Answer
$-5a^3 \left( 1-2a+3a^{2} \right)$
Work Step by Step
$\bf{\text{Solution Outline:}}$
First, get the $GCF$ of the given expression, $
-5a^3+10a^4-15a^5
.$ Then, divide the given expression and the $GCF.$ Express the answer as the product of the $GCF$ and the resulting quotient. Finally, factor out the $-1$.

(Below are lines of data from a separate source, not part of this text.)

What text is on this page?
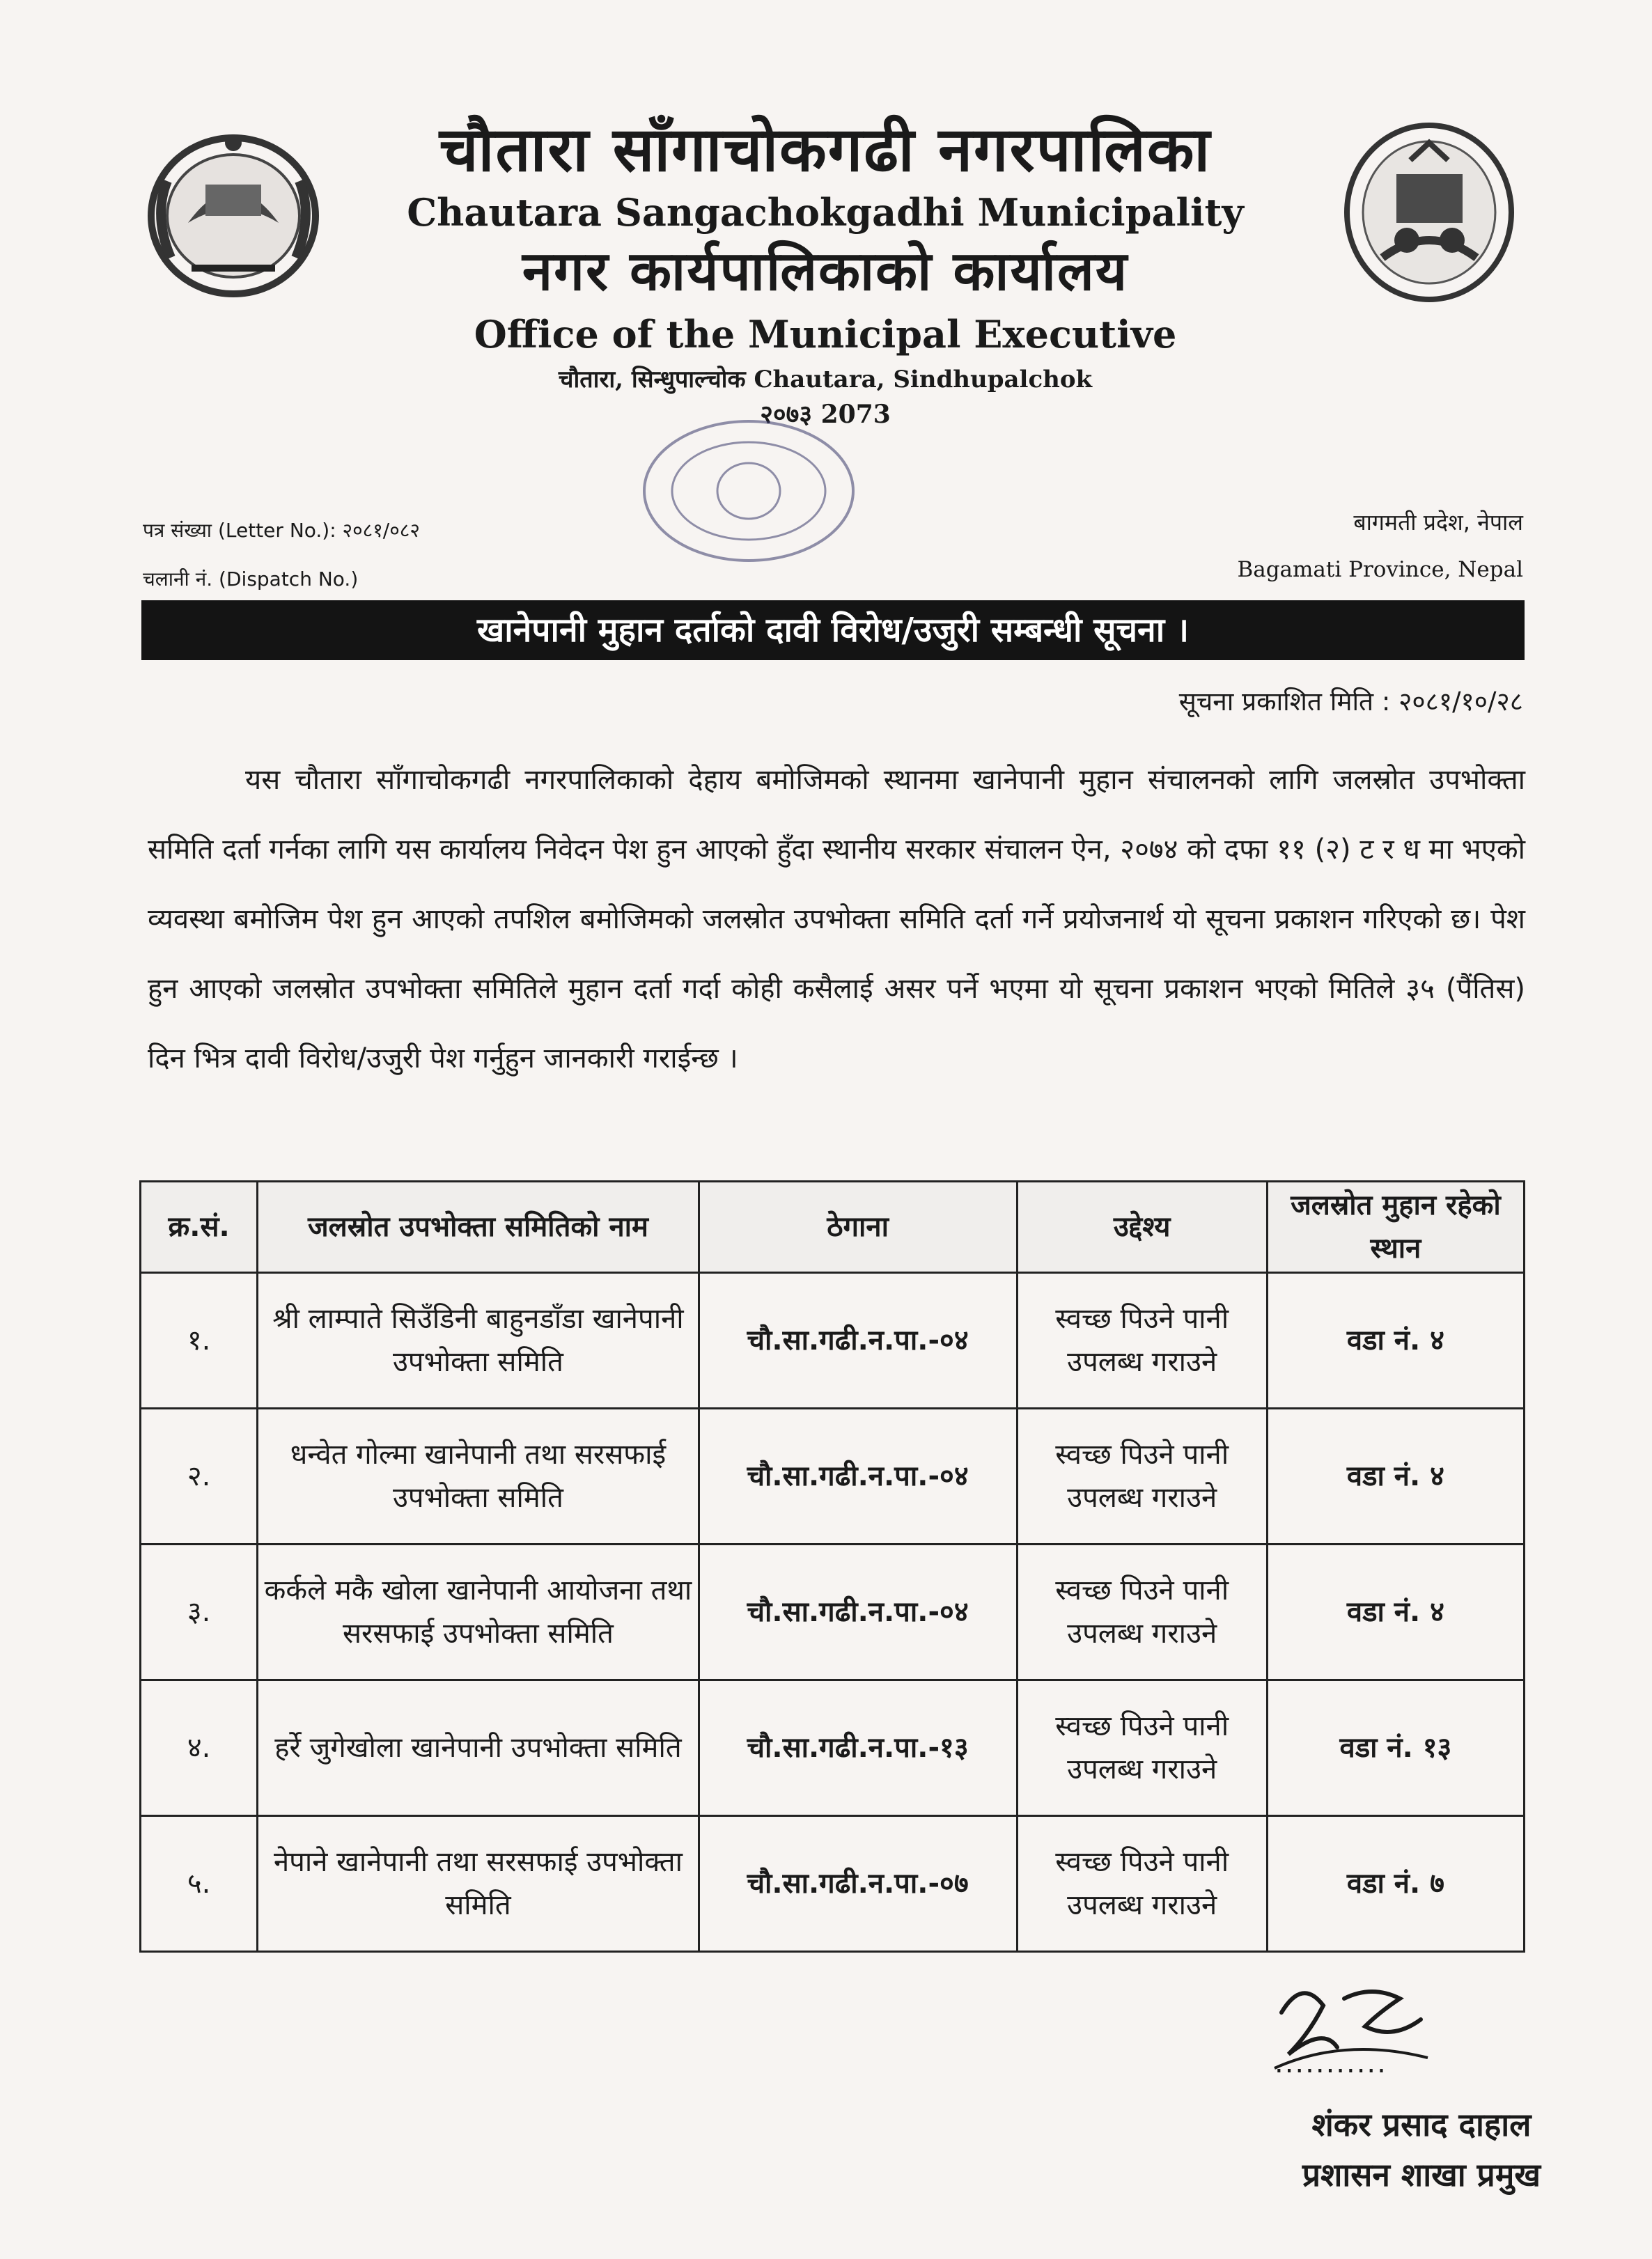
चौतारा साँगाचोकगढी नगरपालिका
Chautara Sangachokgadhi Municipality
नगर कार्यपालिकाको कार्यालय
Office of the Municipal Executive
चौतारा, सिन्धुपाल्चोक Chautara, Sindhupalchok
२०७३ 2073
पत्र संख्या (Letter No.): २०८१/०८२
चलानी नं. (Dispatch No.)
बागमती प्रदेश, नेपाल
Bagamati Province, Nepal
खानेपानी मुहान दर्ताको दावी विरोध/उजुरी सम्बन्धी सूचना ।
सूचना प्रकाशित मिति : २०८१/१०/२८
यस चौतारा साँगाचोकगढी नगरपालिकाको देहाय बमोजिमको स्थानमा खानेपानी मुहान संचालनको लागि जलस्रोत उपभोक्ता समिति दर्ता गर्नका लागि यस कार्यालय निवेदन पेश हुन आएको हुँदा स्थानीय सरकार संचालन ऐन, २०७४ को दफा ११ (२) ट र ध मा भएको व्यवस्था बमोजिम पेश हुन आएको तपशिल बमोजिमको जलस्रोत उपभोक्ता समिति दर्ता गर्ने प्रयोजनार्थ यो सूचना प्रकाशन गरिएको छ। पेश हुन आएको जलस्रोत उपभोक्ता समितिले मुहान दर्ता गर्दा कोही कसैलाई असर पर्ने भएमा यो सूचना प्रकाशन भएको मितिले ३५ (पैंतिस) दिन भित्र दावी विरोध/उजुरी पेश गर्नुहुन जानकारी गराईन्छ ।
क्र.सं.	जलस्रोत उपभोक्ता समितिको नाम	ठेगाना	उद्देश्य	जलस्रोत मुहान रहेको स्थान
१.	श्री लाम्पाते सिउँडिनी बाहुनडाँडा खानेपानी उपभोक्ता समिति	चौ.सा.गढी.न.पा.-०४	स्वच्छ पिउने पानी उपलब्ध गराउने	वडा नं. ४
२.	धन्वेत गोल्मा खानेपानी तथा सरसफाई उपभोक्ता समिति	चौ.सा.गढी.न.पा.-०४	स्वच्छ पिउने पानी उपलब्ध गराउने	वडा नं. ४
३.	कर्कले मकै खोला खानेपानी आयोजना तथा सरसफाई उपभोक्ता समिति	चौ.सा.गढी.न.पा.-०४	स्वच्छ पिउने पानी उपलब्ध गराउने	वडा नं. ४
४.	हर्रे जुगेखोला खानेपानी उपभोक्ता समिति	चौ.सा.गढी.न.पा.-१३	स्वच्छ पिउने पानी उपलब्ध गराउने	वडा नं. १३
५.	नेपाने खानेपानी तथा सरसफाई उपभोक्ता समिति	चौ.सा.गढी.न.पा.-०७	स्वच्छ पिउने पानी उपलब्ध गराउने	वडा नं. ७
...........
शंकर प्रसाद दाहाल
प्रशासन शाखा प्रमुख
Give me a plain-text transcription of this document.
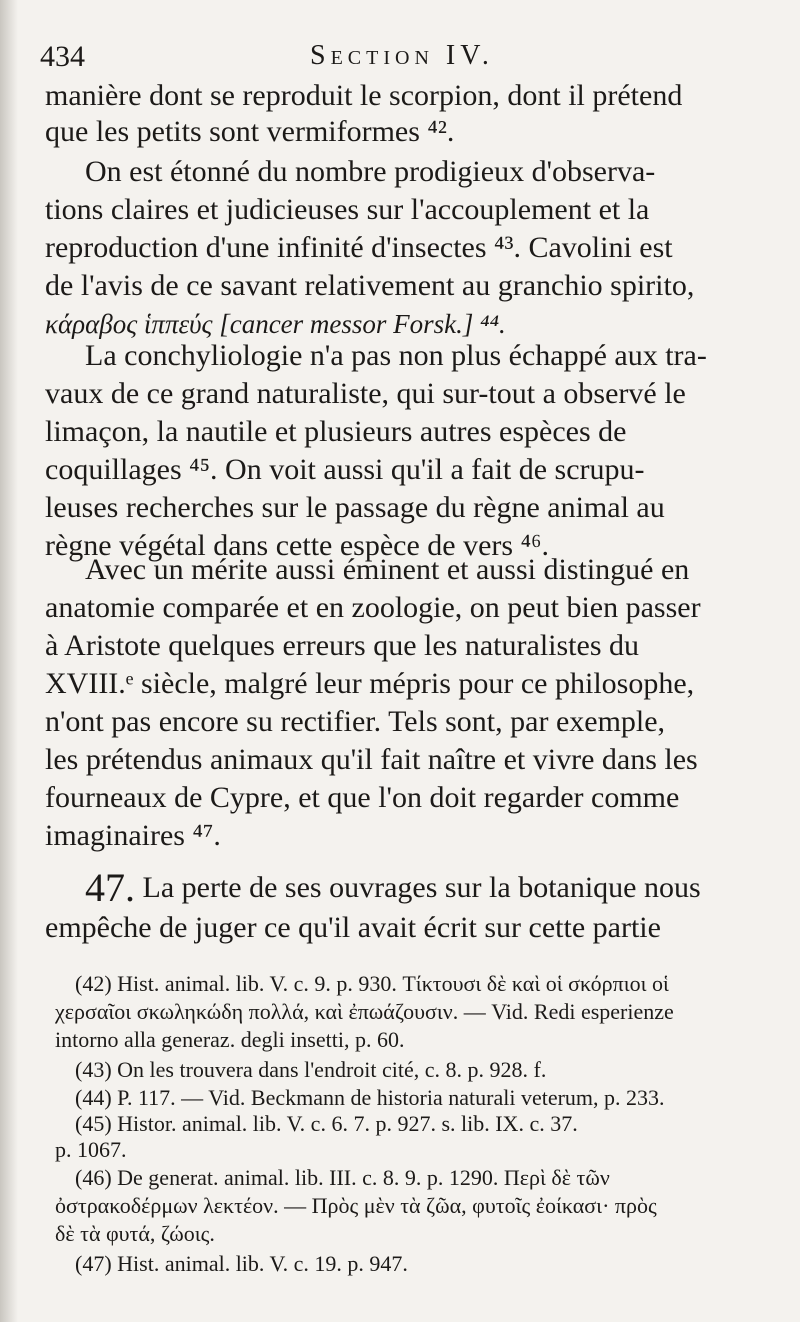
434	Section IV.
manière dont se reproduit le scorpion, dont il prétend
que les petits sont vermiformes ⁴².
On est étonné du nombre prodigieux d'observa-
tions claires et judicieuses sur l'accouplement et la
reproduction d'une infinité d'insectes ⁴³. Cavolini est
de l'avis de ce savant relativement au granchio spirito,
κάραβος ἱππεύς [cancer messor Forsk.] ⁴⁴.
La conchyliologie n'a pas non plus échappé aux tra-
vaux de ce grand naturaliste, qui sur-tout a observé le
limaçon, la nautile et plusieurs autres espèces de
coquillages ⁴⁵. On voit aussi qu'il a fait de scrupu-
leuses recherches sur le passage du règne animal au
règne végétal dans cette espèce de vers ⁴⁶.
Avec un mérite aussi éminent et aussi distingué en
anatomie comparée et en zoologie, on peut bien passer
à Aristote quelques erreurs que les naturalistes du
XVIII.ᵉ siècle, malgré leur mépris pour ce philosophe,
n'ont pas encore su rectifier. Tels sont, par exemple,
les prétendus animaux qu'il fait naître et vivre dans les
fourneaux de Cypre, et que l'on doit regarder comme
imaginaires ⁴⁷.
47. La perte de ses ouvrages sur la botanique nous
empêche de juger ce qu'il avait écrit sur cette partie
(42) Hist. animal. lib. V. c. 9. p. 930. Τίκτουσι δὲ καὶ οἱ σκόρπιοι οἱ
χερσαῖοι σκωληκώδη πολλά, καὶ ἐπωάζουσιν. — Vid. Redi esperienze
intorno alla generaz. degli insetti, p. 60.
(43) On les trouvera dans l'endroit cité, c. 8. p. 928. f.
(44) P. 117. — Vid. Beckmann de historia naturali veterum, p. 233.
(45) Histor. animal. lib. V. c. 6. 7. p. 927. s. lib. IX. c. 37.
p. 1067.
(46) De generat. animal. lib. III. c. 8. 9. p. 1290. Περὶ δὲ τῶν
ὀστρακοδέρμων λεκτέον. — Πρὸς μὲν τὰ ζῶα, φυτοῖς ἐοίκασι· πρὸς
δὲ τὰ φυτά, ζώοις.
(47) Hist. animal. lib. V. c. 19. p. 947.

$\bf{\text{Solution Details:}}$
The $GCF$ of the constants of the terms $\{
-5,10,-15
\}$ is $
5
.$ The $GCF$ of the common variable/s is the variable/s with the lowest exponent. Hence, the $GCF$ of the common variable/s $\{
a^3,a^4,a^5
\}$ is $
a^3
.$ Hence, the entire expression has $GCF=
5a^3
.$
Factoring the $GCF=
5a^3
,$ the given expression is equivalent to
\begin{array}{l}\require{cancel}
5a^3 \left( \dfrac{-5a^3}{5a^3}+\dfrac{10a^4}{5a^3}-\dfrac{15a^5}{5a^3} \right)
.\end{array}
Using the Quotient Rule of the laws of exponents which states that $\dfrac{x^m}{x^n}=x^{m-n},$ the expression above simplifies to
\begin{array}{l}\require{cancel}
5a^3 \left( -a^{3-3}+2a^{4-3}-3a^{5-3} \right)
\\\\=
5a^3 \left( -a^{0}+2a^{1}-3a^{2} \right)
\\\\=
5a^3 \left( -1+2a-3a^{2} \right)
.\end{array}
Factoring out $-1$ from the second factor results to
\begin{array}{l}\require{cancel}
-5a^3 \left( 1-2a+3a^{2} \right)
.\end{array}